Genau das möchte ich verhindern, da die Zellen auf eine andere Art und Weise in den "Editiermodus" gebracht werden sollen. Letzteres funktioniert nicht wenn man in isCellEditiable grundsätzlich false zurückgibt. Meine momentane Lösung sieht so aus, das ich einen CellEditor geschrieben habe der falls ein Mouse-Event einläuft prüft ob die Klickanzahl gleich Integer.MAX ist um zu verhindern das die Zelle in den Editiermodus geschaltet wird.
Meine Frage ist nun, geht das eleganter, habe ich irgendwas übersehen, gibt es andere Wege?
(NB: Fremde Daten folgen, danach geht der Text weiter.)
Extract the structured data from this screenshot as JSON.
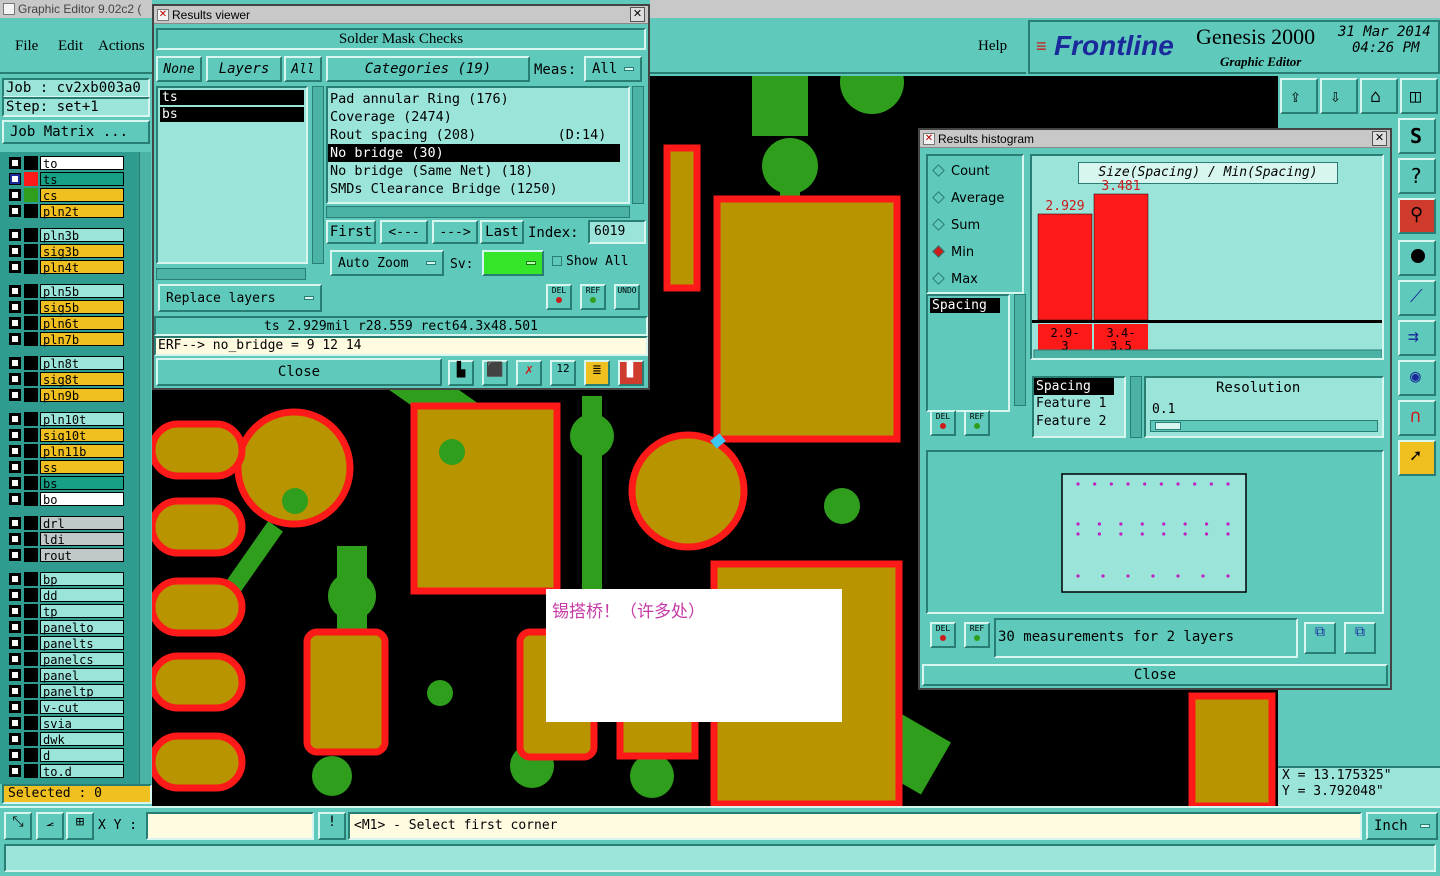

Ich 
finde es jetzt nicht besonders berauschend die Logik zum "Akzeptieren" ob eine Zelle editiert werden 
kann auf die JTable und das TableModel aufteilen zu müssen.


----------



## Ebenius (15. Mrz 2010)

Wenn das Model Deiner Tabelle mitteilt, dass eine Zelle editierbar ist, dann wird die Tabelle die Zelle auch editieren wollen. Den CellEditor explizit zu setzen und den Event zu prüfen halte ich für sinnvoll. Warum Du allerdings nicht einfach für jeden MouseEvent [c]false[/c] zurück lieferst, sondern erst auf eine unmögliche Anzahl von ClickCounts prüfst, damit dann [c]false[/c] zurück gegeben wird, ist mir unklar. Beziehungsweise: Wenn Du schon den Weg gehst auf [c]ClickCounts == Integer.MAX_VALUE[/c] zu prüfen, warum implementierst Du den Editor dann selbst und nimmst nicht den DefaultCellEditor und konfigurierst ihn mit [c]setClickCountToStart(Integer.MAX_VALUE)[/c]?

Ich finde es ziemlich logisch, den CellEditor mit dem Wissen darüber auszustatten wie die Inhalte der Tabelle editiert werden sollen.

Ebenius


----------



## ThreadPool (15. Mrz 2010)

Ebenius hat gesagt.:


> Warum Du allerdings nicht einfach für jeden MouseEvent [c]false[/c]
> zurück lieferst, sondern erst auf eine unmögliche Anzahl von ClickCounts prüfst, damit dann [c]false
> [/c] zurück gegeben wird, ist mir unklar. [...]



Manchmal entfallen einem die einfachen Lösungen irgendwie... .


----------